Bis dahin war es ein langer Weg. »Es gab Zeiten«, schreibt die Jury der Stadt München, »da wurde er für einen Staatsfeind gehalten, weil er nach den rechtsradikalen Hintermännern des Anschlags forschte.« Aber Chaussy, ein hartnäckiger, akribischer und erfolgreicher Wahrheitssucher, habe sich dadurch zum Glück nicht beeinflussen lassen.
Bereits 1985 hatte er sich in seinem Buch Oktoberfest. Ein Attentat erstmals umfassend und kritisch mit der Einzeltäter-Theorie der Ermittlungsbehörden auseinandergesetzt und den terroristischen Hintergrund geschildert. In den Jahren danach publizierte Chaussy eine Vielzahl von weiteren Beiträgen.
gründlich Zusammen mit dem Münchner Filmemacher Daniel Harrich verfasste er 2013 auch das Drehbuch zum Spielfilm Der blinde Fleck, in dem das Oktoberfest-Attentat thematisiert wurde. Kurz danach veröffentlichte Chaussy ein weiteres Buch: Oktoberfest. Das Attentat. Wie die Verdrängung des Rechtsterrors begann. Auf die gründliche Recherche, die nicht nur diesem Buch, sondern seiner gesamten Arbeitsweise zugrunde liege, wies der Nürnberger Publizistikprofessor Christoph Lindenmeyer in seiner Laudatio explizit hin.

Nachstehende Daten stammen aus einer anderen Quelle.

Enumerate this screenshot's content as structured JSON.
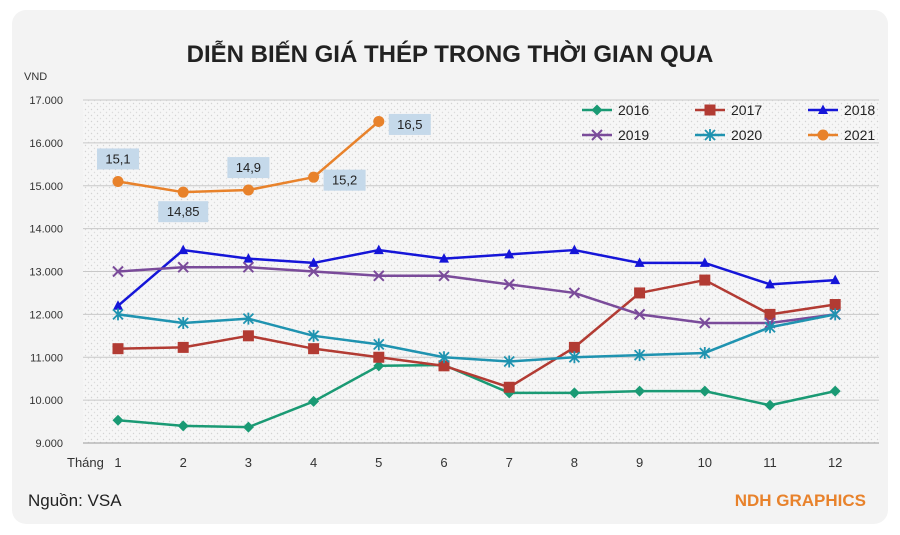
{
  "chart_data": {
    "type": "line",
    "title": "DIỄN BIẾN GIÁ THÉP TRONG THỜI GIAN QUA",
    "ylabel": "VND",
    "xlabel": "Tháng",
    "categories": [
      "1",
      "2",
      "3",
      "4",
      "5",
      "6",
      "7",
      "8",
      "9",
      "10",
      "11",
      "12"
    ],
    "ylim": [
      9000,
      17000
    ],
    "yticks": [
      9000,
      10000,
      11000,
      12000,
      13000,
      14000,
      15000,
      16000,
      17000
    ],
    "ytick_labels": [
      "9.000",
      "10.000",
      "11.000",
      "12.000",
      "13.000",
      "14.000",
      "15.000",
      "16.000",
      "17.000"
    ],
    "grid": true,
    "legend_position": "top-right",
    "series": [
      {
        "name": "2016",
        "color": "#1a9a74",
        "marker": "diamond",
        "values": [
          9530,
          9400,
          9370,
          9970,
          10800,
          10820,
          10170,
          10170,
          10210,
          10210,
          9880,
          10210
        ]
      },
      {
        "name": "2017",
        "color": "#b23b33",
        "marker": "square",
        "values": [
          11200,
          11230,
          11500,
          11200,
          11000,
          10800,
          10300,
          11230,
          12500,
          12800,
          12000,
          12230
        ]
      },
      {
        "name": "2018",
        "color": "#1515d8",
        "marker": "triangle",
        "values": [
          12200,
          13500,
          13300,
          13200,
          13500,
          13300,
          13400,
          13500,
          13200,
          13200,
          12700,
          12800
        ]
      },
      {
        "name": "2019",
        "color": "#7a4b9a",
        "marker": "x",
        "values": [
          13000,
          13100,
          13100,
          13000,
          12900,
          12900,
          12700,
          12500,
          12000,
          11800,
          11800,
          12000
        ]
      },
      {
        "name": "2020",
        "color": "#1f93b0",
        "marker": "star",
        "values": [
          12000,
          11800,
          11900,
          11500,
          11300,
          11000,
          10900,
          11000,
          11050,
          11100,
          11700,
          12000
        ]
      },
      {
        "name": "2021",
        "color": "#e8822b",
        "marker": "circle",
        "values": [
          15100,
          14850,
          14900,
          15200,
          16500,
          null,
          null,
          null,
          null,
          null,
          null,
          null
        ]
      }
    ],
    "annotations": [
      {
        "series": "2021",
        "index": 0,
        "text": "15,1",
        "placement": "above"
      },
      {
        "series": "2021",
        "index": 1,
        "text": "14,85",
        "placement": "below"
      },
      {
        "series": "2021",
        "index": 2,
        "text": "14,9",
        "placement": "above"
      },
      {
        "series": "2021",
        "index": 3,
        "text": "15,2",
        "placement": "right"
      },
      {
        "series": "2021",
        "index": 4,
        "text": "16,5",
        "placement": "right"
      }
    ]
  },
  "footer": {
    "source": "Nguồn: VSA",
    "credit": "NDH GRAPHICS",
    "credit_color": "#e8822b"
  }
}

Der Jury unter dem Vorsitz von Kulturreferent Hans-Georg Küppers gehörten in diesem Jahr an: Sibylle Bassler (ZDF München), Hans-Bernd Brosius (Ludwig-Maximilians-Universität), Amelie Fried (Autorin und Publizistin), Christiane Grefe (Die Zeit), Heribert Prantl (Preisträger 2013), Ruthart Tresselt (Presseclub München) sowie die Stadträte Kathrin Abele, Klaus Peter Rupp, Florian Roth, Beatrix Burkhardt und Marian Offman, der auch dem Vorstand der Israelitischen Kultusgemeinde München und Oberbayern angehört.